I'd already named my daughter after my mother and my son after my father (I have a very generous husband), and those were the grandest tributes within my power to give. If I'd been planning to have a third child, I would have simply named the baby Claire (or Clarence) and been done with it. Unfortunately, I didn't want to have another child.

I decided that the next most enduring tribute would be to create a piece of art that I would dedicate to my sister. Since the only talent I have that even approaches artistic is writing, I decided I would try to write a book. And since Diana Gabaldon, the author of Outlander, had made me fall in love with romance novels, a love story was the sort of book I settled on trying.

Within a month of Claire's death, I began to write.
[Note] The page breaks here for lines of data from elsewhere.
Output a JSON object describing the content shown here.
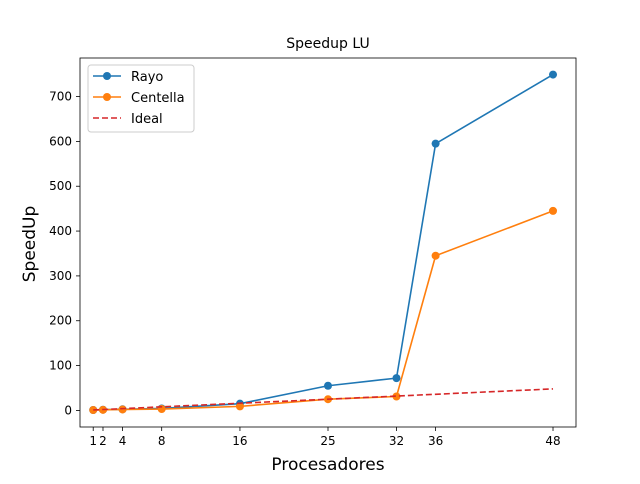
{
  "chart_data": {
    "type": "line",
    "title": "Speedup LU",
    "xlabel": "Procesadores",
    "ylabel": "SpeedUp",
    "x": [
      1,
      2,
      4,
      8,
      16,
      25,
      32,
      36,
      48
    ],
    "xticks": [
      "1",
      "2",
      "4",
      "8",
      "16",
      "25",
      "32",
      "36",
      "48"
    ],
    "yticks": [
      "0",
      "100",
      "200",
      "300",
      "400",
      "500",
      "600",
      "700"
    ],
    "ytick_values": [
      0,
      100,
      200,
      300,
      400,
      500,
      600,
      700
    ],
    "xlim": [
      -0.35,
      50.35
    ],
    "ylim": [
      -37,
      786
    ],
    "grid": false,
    "legend_position": "upper-left",
    "series": [
      {
        "name": "Rayo",
        "color": "#1f77b4",
        "line_style": "solid",
        "marker": "circle",
        "values": [
          0.9,
          1.6,
          2.5,
          4.3,
          15,
          55,
          72,
          595,
          749
        ]
      },
      {
        "name": "Centella",
        "color": "#ff7f0e",
        "line_style": "solid",
        "marker": "circle",
        "values": [
          0.8,
          1.3,
          2.1,
          3.1,
          9,
          25,
          31,
          345,
          445
        ]
      },
      {
        "name": "Ideal",
        "color": "#d62728",
        "line_style": "dashed",
        "marker": "none",
        "values": [
          1,
          2,
          4,
          8,
          16,
          25,
          32,
          36,
          48
        ]
      }
    ]
  }
}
That was May, 1997. My first book, Tumbling Through Time, was published in January, 2008. It took almost eleven years from the time I began writing until I could open a cover and read the words that told me I'd finally fulfilled my mission.

For my sister, Claire, who would have laughed.

And she would have laughed. Her no-nonsense sister, Gwyn, writing steamy romance novels? Heck, she would have howled.

I'm a full-time writer now, writing my seventh book, and I thank Claire often for the gift she's given me. My life is immeasurably better, and not just because I'm a writer. My life is immeasurably better because Claire was my sister.